Corry Onim dari KPKC Sinode GKI Di Tanah Papua Sub. Bidang Lingkungan Hidup menyampaikan bahwa tema sentral GKITP tahun 2025, yaitu “Kesehatan,” memiliki korelasi yang kuat dengan tema keadilan iklim dalam lokakarya pemuda Asia Pasifik ini. Menurutnya, “Kesehatian manusia dan kesehatan lingkungan adalah dua sisi mata uang yang sama. Lingkungan yang rusak akan berdampak langsung pada kesehatan fisik dan mental masyarakat, terutama kelompok rentan. Oleh karena itu, perjuangan untuk keadilan iklim adalah juga perjuangan untuk kesehatan dan kesejahteraan seluruh ciptaan.” Ujar Corry.
Para pembicara dalam lokakarya ini menekankan keterkaitan erat antara isu-isu lingkungan dan hak asasi manusia. Perpindahan penduduk akibat bencana iklim, hilangnya mata pencaharian, rasisme lingkungan, dan semakin lebarnya ketidaksetaraan sosial menjadi perhatian utama. Komunitas rentan, yang seringkali memberikan kontribusi paling kecil terhadap perubahan iklim, justru menanggung dampak terberatnya.

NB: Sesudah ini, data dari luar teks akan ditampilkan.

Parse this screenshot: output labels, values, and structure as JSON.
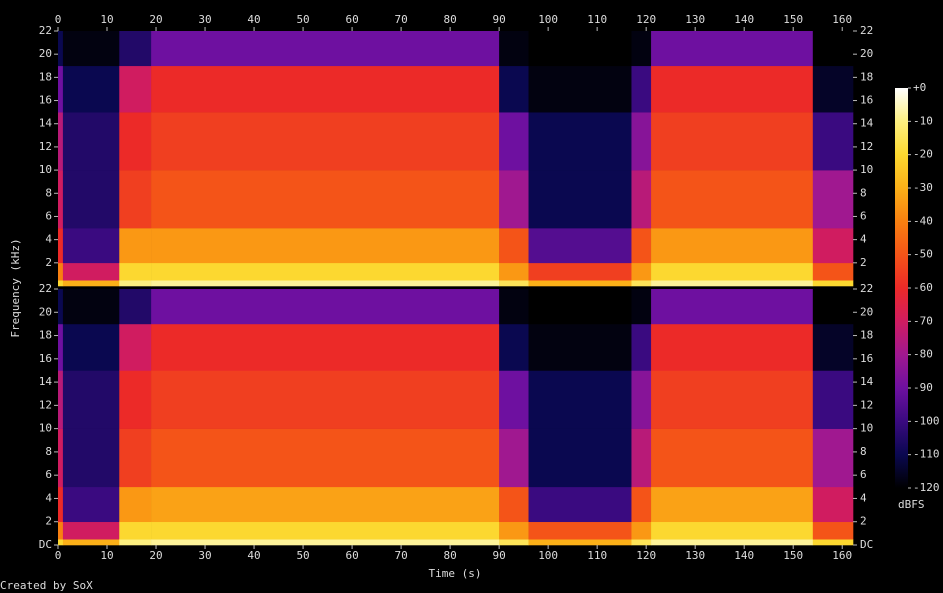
{
  "chart_data": {
    "type": "heatmap",
    "x_label": "Time (s)",
    "y_label": "Frequency (kHz)",
    "footer": "Created by SoX",
    "xlim": [
      0,
      162.2
    ],
    "xticks": [
      0,
      10,
      20,
      30,
      40,
      50,
      60,
      70,
      80,
      90,
      100,
      110,
      120,
      130,
      140,
      150,
      160
    ],
    "ylim": [
      0,
      22
    ],
    "x_edges": [
      0,
      1,
      12.5,
      19,
      90,
      96,
      117,
      121,
      154,
      162.2
    ],
    "y_edges": [
      0,
      0.5,
      2,
      5,
      10,
      15,
      19,
      22
    ],
    "channels": [
      {
        "yticks": [
          2,
          4,
          6,
          8,
          10,
          12,
          14,
          16,
          18,
          20,
          22
        ],
        "values": [
          [
            -20,
            -40,
            -60,
            -70,
            -75,
            -90,
            -110
          ],
          [
            -30,
            -70,
            -100,
            -105,
            -105,
            -110,
            -118
          ],
          [
            -10,
            -20,
            -35,
            -55,
            -60,
            -70,
            -105
          ],
          [
            -8,
            -20,
            -35,
            -50,
            -55,
            -60,
            -90
          ],
          [
            -15,
            -35,
            -50,
            -80,
            -90,
            -110,
            -118
          ],
          [
            -30,
            -55,
            -95,
            -110,
            -110,
            -118,
            -120
          ],
          [
            -15,
            -35,
            -50,
            -75,
            -85,
            -100,
            -118
          ],
          [
            -8,
            -20,
            -35,
            -50,
            -55,
            -60,
            -90
          ],
          [
            -20,
            -50,
            -70,
            -80,
            -100,
            -115,
            -120
          ]
        ]
      },
      {
        "yticks": [
          {
            "value": 0,
            "label": "DC"
          },
          2,
          4,
          6,
          8,
          10,
          12,
          14,
          16,
          18,
          20,
          22
        ],
        "values": [
          [
            -20,
            -40,
            -60,
            -70,
            -75,
            -90,
            -110
          ],
          [
            -30,
            -70,
            -100,
            -105,
            -105,
            -110,
            -118
          ],
          [
            -10,
            -20,
            -35,
            -55,
            -60,
            -70,
            -105
          ],
          [
            -8,
            -20,
            -33,
            -50,
            -55,
            -60,
            -90
          ],
          [
            -15,
            -35,
            -50,
            -80,
            -90,
            -110,
            -118
          ],
          [
            -30,
            -50,
            -100,
            -110,
            -110,
            -118,
            -120
          ],
          [
            -15,
            -35,
            -50,
            -75,
            -85,
            -100,
            -118
          ],
          [
            -8,
            -20,
            -33,
            -50,
            -55,
            -60,
            -90
          ],
          [
            -20,
            -50,
            -70,
            -80,
            -100,
            -115,
            -120
          ]
        ]
      }
    ],
    "colorbar": {
      "label": "dBFS",
      "zlim": [
        -120,
        0
      ],
      "ticks": [
        {
          "value": 0,
          "label": "+0"
        },
        -10,
        -20,
        -30,
        -40,
        -50,
        -60,
        -70,
        -80,
        -90,
        -100,
        -110,
        -120
      ],
      "colormap": [
        "#000000",
        "#0a0850",
        "#3a0a80",
        "#6e10a0",
        "#a01890",
        "#d01c60",
        "#ec2a28",
        "#f45418",
        "#f88010",
        "#fbb018",
        "#fcd830",
        "#fdf080",
        "#ffffff"
      ]
    }
  }
}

Senada dengan itu, Maria Komboy sebagai salah satu peserta perwakilan GKI Di Tanah Papua menyampaikan pesan kuat tentang pentingnya mengubah perspektif terhadap lingkungan. Ia menekankan bahwa alam bukanlah sekadar sumber daya untuk dimanfaatkan, melainkan entitas yang memiliki nilai intrinsik dan saling terhubung dengan kehidupan manusia. “Kita sebagai manusia jangan menganggap lingkungan sebagai objek yang hanya dimanfaatkan saja. Kita adalah bagian dari lingkungan, dan kerusakan lingkungan akan berdampak langsung pada kehidupan kita. Mari kita jaga dan pelihara bumi ini sebagai rumah bersama,” tegasnya.
Seluruh pembicara sepakat bahwa gereja-gereja memiliki peran krusial dalam menyuarakan keprihatinan dan memberikan perhatian serius terhadap situasi genting ini. Mereka menyerukan persatuan dan solidaritas untuk menjaga lingkungan, mengambil tindakan nyata demi keadilan iklim, serta berdiri teguh memperjuangkan hak asasi manusia.
“Semoga Tuhan memberkati pekerjaan baik ini,” demikian harapan yang disampaikan di akhir siaran pers acara tersebut.